The report discusses how regional governments can adapt to and utilize social media to connect with their constituents by creating a social media strategy alongside traditional media channels. By enabling a social media experience that involves e-communication, e-contribution, e-participation, and e-inclusion, MENA governments can make room for progress and collaboration amid a very young population. Better yet, these governments can plug in to the needs of modern constituents.

Download the report to read more about how governments can benefit from the ongoing revolution in digital media and connect more effectively with citizens.

Executive Summary

The MENA region has successfully joined the social media revolution. With a cohort of young adults who are both multilingual and technology-savvy, the region has seen a significant rise in social media applications and networks, whether for social, commercial, or political purposes. The private sector is making diligent use of social media to reach key audiences and improve brand and marketing efforts.

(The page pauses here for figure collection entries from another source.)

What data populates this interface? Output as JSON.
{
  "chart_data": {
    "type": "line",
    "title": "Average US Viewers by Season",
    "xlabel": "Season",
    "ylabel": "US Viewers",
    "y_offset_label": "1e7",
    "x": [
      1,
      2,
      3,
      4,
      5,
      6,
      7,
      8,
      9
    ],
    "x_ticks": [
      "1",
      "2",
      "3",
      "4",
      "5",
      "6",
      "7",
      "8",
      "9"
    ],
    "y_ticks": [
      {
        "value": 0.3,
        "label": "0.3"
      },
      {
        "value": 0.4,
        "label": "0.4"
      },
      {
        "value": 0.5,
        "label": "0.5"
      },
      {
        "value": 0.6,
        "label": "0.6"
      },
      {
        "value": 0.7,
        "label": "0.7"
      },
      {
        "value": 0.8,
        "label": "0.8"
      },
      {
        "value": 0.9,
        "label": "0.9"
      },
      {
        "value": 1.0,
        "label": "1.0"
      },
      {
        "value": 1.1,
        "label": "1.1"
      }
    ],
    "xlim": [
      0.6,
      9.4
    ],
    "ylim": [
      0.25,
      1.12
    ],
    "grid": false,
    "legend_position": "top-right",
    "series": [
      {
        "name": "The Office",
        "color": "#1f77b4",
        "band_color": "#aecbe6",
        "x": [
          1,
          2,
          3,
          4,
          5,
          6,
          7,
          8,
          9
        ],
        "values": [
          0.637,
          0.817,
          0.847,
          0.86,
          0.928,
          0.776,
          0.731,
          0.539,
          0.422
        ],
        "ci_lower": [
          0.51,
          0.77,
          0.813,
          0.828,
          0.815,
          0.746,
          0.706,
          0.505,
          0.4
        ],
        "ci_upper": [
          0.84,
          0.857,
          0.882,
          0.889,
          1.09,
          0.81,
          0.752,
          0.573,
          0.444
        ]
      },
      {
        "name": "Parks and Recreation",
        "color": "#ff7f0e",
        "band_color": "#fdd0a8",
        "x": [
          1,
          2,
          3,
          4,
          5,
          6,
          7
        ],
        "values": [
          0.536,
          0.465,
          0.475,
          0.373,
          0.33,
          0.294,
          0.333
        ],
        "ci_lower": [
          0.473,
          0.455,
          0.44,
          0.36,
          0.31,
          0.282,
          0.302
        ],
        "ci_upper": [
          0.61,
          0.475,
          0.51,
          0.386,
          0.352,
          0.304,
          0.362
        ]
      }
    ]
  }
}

Many regional governments, however, have only recently started to engage their constituents through social media, and this engagement is mostly reactive in nature. Although today’s social media users expect engagement that is transparent, crowd-sourced, and responsive, government engage­ment often tends to be static and slow, and is at times unable to gather user input properly. If governments hope to be heard by their constitu­ents, particularly the one-half to one-third of MENA populations that are under 25 and frequently glued to their mobile phones, they will need to learn the language of social media.

The region’s governments and other public-sector players have an opportunity to catch up with the private sector in this regard but must adopt a three-pronged approach to the challenge. First, they must create a social media strategy integrated with all of their traditional media efforts. Second, they must develop the capabilities to deliver social media services successfully to constituents across many areas. And third, they must ensure that their social media strategy and offering make room for future progress, evolution, and growth in a way that allows for the best possible interaction with constituents.

Key Highlights

  • Greater availability and usage of mobile and high-speed technology, combined with a younger population in the MENA region, is helping individuals and the private sector drive a revolution in digital media through social media.
  • Governments and other public-sector organizations have lagged behind the private sector, leading to a growing gap between what constituents expect in digital media and what governments deliver.
  • To close the gap, governments need to adopt a three-pronged approach, emphasizing a fully integrated model, investments in the right capabilities, and plans for long-term growth of social media.